The mission will focus the interactions between solar particles and electromagnetic forces inside Earth's magnetosphere.
SMILE evolved out of a pair of workshops organized to encourage increased collaboration between researchers Europe and China. After the workshops, ESA called for participants to submit mission proposals.
Though plans may change, the current mission calls for a 5,000-pound probe to be carried into space by either a European Vega-C or Ariane 6-2 rocket. The launch is scheduled for 2023.

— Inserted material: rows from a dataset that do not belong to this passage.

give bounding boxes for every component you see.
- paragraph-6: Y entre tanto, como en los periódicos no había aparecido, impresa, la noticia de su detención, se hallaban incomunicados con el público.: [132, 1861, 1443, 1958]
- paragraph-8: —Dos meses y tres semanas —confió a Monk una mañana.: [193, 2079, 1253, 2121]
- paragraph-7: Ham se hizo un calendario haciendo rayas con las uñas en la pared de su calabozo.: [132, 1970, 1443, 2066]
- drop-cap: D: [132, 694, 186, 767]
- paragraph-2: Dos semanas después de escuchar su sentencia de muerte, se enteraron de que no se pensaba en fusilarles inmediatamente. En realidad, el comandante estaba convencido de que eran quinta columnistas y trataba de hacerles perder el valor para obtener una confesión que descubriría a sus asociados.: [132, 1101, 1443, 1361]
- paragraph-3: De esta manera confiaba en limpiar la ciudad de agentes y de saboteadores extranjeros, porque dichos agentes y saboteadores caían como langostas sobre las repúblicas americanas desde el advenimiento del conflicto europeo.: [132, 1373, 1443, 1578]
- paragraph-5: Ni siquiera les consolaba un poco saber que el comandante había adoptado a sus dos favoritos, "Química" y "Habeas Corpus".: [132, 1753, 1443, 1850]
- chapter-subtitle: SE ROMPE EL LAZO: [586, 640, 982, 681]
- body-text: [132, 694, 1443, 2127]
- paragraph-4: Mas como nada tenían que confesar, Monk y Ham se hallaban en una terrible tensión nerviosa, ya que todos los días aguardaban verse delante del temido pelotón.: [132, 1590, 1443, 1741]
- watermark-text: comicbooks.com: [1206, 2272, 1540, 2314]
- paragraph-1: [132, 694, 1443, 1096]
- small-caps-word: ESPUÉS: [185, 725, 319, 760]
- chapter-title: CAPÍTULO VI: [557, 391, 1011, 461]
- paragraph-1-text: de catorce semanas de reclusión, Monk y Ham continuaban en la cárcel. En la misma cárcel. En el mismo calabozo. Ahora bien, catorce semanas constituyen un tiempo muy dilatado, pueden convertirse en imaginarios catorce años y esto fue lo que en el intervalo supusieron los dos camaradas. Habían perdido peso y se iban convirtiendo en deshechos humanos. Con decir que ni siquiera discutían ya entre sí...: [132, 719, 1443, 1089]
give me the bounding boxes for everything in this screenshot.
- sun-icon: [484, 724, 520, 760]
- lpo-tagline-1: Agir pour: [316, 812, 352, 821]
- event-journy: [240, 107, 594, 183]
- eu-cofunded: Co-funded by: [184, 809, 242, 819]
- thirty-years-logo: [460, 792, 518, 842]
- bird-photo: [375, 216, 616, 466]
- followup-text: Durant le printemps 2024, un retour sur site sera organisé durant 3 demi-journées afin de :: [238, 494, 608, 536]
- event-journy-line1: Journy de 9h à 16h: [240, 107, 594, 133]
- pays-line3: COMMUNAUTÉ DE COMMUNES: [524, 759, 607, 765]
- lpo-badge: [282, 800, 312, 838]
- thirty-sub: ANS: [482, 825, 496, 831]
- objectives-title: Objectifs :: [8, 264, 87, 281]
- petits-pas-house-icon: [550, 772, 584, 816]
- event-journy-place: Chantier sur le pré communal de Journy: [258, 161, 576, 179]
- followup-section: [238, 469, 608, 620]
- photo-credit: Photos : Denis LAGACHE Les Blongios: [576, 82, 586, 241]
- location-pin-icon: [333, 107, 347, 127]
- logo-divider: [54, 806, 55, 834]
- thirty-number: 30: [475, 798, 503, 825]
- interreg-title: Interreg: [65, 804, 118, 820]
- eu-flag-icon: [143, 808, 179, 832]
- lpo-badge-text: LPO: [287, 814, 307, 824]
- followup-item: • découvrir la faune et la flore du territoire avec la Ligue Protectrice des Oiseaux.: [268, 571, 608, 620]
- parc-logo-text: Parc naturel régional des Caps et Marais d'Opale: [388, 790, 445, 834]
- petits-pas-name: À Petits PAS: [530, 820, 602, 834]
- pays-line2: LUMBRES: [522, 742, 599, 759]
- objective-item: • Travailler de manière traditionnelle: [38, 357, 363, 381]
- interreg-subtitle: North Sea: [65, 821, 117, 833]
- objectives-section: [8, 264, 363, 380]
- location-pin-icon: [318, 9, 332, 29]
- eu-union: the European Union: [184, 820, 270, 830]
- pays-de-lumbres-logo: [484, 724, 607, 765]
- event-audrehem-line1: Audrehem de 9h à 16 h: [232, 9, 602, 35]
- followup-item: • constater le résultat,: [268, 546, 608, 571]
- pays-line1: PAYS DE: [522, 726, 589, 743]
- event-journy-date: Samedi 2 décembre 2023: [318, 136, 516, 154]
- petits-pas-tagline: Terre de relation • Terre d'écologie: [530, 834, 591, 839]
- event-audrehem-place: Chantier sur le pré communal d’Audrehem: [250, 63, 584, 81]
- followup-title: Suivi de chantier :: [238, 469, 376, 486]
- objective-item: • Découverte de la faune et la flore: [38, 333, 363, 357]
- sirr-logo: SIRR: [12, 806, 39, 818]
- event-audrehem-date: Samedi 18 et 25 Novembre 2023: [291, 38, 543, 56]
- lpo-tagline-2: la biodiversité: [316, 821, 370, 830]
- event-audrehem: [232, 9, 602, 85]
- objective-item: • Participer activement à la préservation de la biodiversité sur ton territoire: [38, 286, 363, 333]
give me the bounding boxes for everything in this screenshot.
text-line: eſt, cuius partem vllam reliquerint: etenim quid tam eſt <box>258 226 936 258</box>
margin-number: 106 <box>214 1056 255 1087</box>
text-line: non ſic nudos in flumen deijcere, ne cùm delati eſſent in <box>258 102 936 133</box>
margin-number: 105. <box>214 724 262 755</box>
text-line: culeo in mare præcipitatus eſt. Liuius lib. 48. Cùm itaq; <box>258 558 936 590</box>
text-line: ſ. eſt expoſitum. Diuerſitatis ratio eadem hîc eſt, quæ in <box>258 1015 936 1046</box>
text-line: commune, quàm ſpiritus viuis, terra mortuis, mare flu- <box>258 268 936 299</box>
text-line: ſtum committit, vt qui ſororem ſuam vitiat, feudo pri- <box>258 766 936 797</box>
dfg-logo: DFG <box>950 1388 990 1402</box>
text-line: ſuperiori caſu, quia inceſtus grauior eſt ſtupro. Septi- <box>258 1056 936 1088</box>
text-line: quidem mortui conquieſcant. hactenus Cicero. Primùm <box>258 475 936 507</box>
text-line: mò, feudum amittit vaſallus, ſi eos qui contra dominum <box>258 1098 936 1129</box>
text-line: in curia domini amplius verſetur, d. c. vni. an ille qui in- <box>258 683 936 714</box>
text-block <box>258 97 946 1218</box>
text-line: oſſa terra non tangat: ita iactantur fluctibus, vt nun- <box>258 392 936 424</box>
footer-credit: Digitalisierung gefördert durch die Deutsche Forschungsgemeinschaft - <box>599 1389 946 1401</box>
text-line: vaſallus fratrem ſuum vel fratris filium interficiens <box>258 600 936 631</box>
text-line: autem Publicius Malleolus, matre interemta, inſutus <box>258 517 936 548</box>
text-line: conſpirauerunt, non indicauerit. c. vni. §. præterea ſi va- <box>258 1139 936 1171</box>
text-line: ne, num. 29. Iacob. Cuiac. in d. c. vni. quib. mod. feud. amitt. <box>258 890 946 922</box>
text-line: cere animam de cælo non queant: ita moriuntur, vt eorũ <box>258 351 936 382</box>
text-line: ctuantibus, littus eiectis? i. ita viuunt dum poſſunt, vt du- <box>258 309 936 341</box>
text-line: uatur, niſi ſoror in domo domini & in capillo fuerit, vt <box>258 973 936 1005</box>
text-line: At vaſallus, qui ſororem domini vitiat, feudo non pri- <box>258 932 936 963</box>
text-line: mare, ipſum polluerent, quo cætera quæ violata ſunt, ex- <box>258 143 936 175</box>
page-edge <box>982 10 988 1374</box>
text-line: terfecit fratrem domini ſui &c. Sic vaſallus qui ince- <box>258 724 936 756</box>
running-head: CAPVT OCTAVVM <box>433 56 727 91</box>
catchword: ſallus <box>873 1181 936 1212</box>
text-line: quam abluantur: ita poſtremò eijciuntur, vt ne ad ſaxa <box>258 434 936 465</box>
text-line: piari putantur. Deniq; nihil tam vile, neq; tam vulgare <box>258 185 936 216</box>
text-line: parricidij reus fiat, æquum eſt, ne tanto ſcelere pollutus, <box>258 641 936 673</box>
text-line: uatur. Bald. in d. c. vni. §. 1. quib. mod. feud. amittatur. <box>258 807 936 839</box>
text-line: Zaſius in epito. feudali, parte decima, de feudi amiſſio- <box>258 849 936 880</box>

Once in space, the probe will alternate between two different orbits. The more distant orbit, one third of the distance to the moon, will give the spacecraft a wide-angle view of the magnetosphere. Periodically, the probe will move into a closer orbit to relay its collected data to ESA ground stations.
The wider orbit will allow the spacecraft and its instruments to collect continual data, images and movies of the magnetopause, the boundary where the sun's streaming particles butt up against Earth's electromagnetic field.
The spacecraft will also closely observe the polar cusps, weaker parts of the magnetosphere where solar wind particles more easily penetrate and collide with Earth's ionosphere. Polar cusps host the aurora borealis.
"SMILE will provide the first X-ray images and movies of the region where the solar wind slams into the magnetosphere," Philippe Escoubet, ESA's SMILE study scientist, said in a news release. "It will also provide the longest-ever ultraviolet imagery of the northern aurora, enabling researchers to see how the aurora changes over time and to understand how geomagnetic storms evolve."
The SMILE probe will be outfitted with four instruments. The Soft X-ray Imager, designed by European scientists, will study the collision between solar wind and the magnetosphere. The Ultra-Violet Imager, developed by Canadian researchers, will observe the distribution of auroras in Earth's upper atmosphere.
The two instruments provided by China, the Light Ion Analyzer and Magnetometer, will directly measure the high energy particles in solar wind, as well as their effect on the local electromagnetic field.
When the SMILE mission was first coming together, NASA considered joining the effort, but a three-way collaboration was not to be.
Technically, the United States government and NASA are prohibited from working with China's space agency and state-owned companies. But earlier this year, Wu Yanhua, deputy director of the Chinese National Space Agency, said NASA offered to help China observe touchdown the touchdown of its moon lander, Chang'e 4, using the American space agency's Lunar Reconnaissance Orbiter.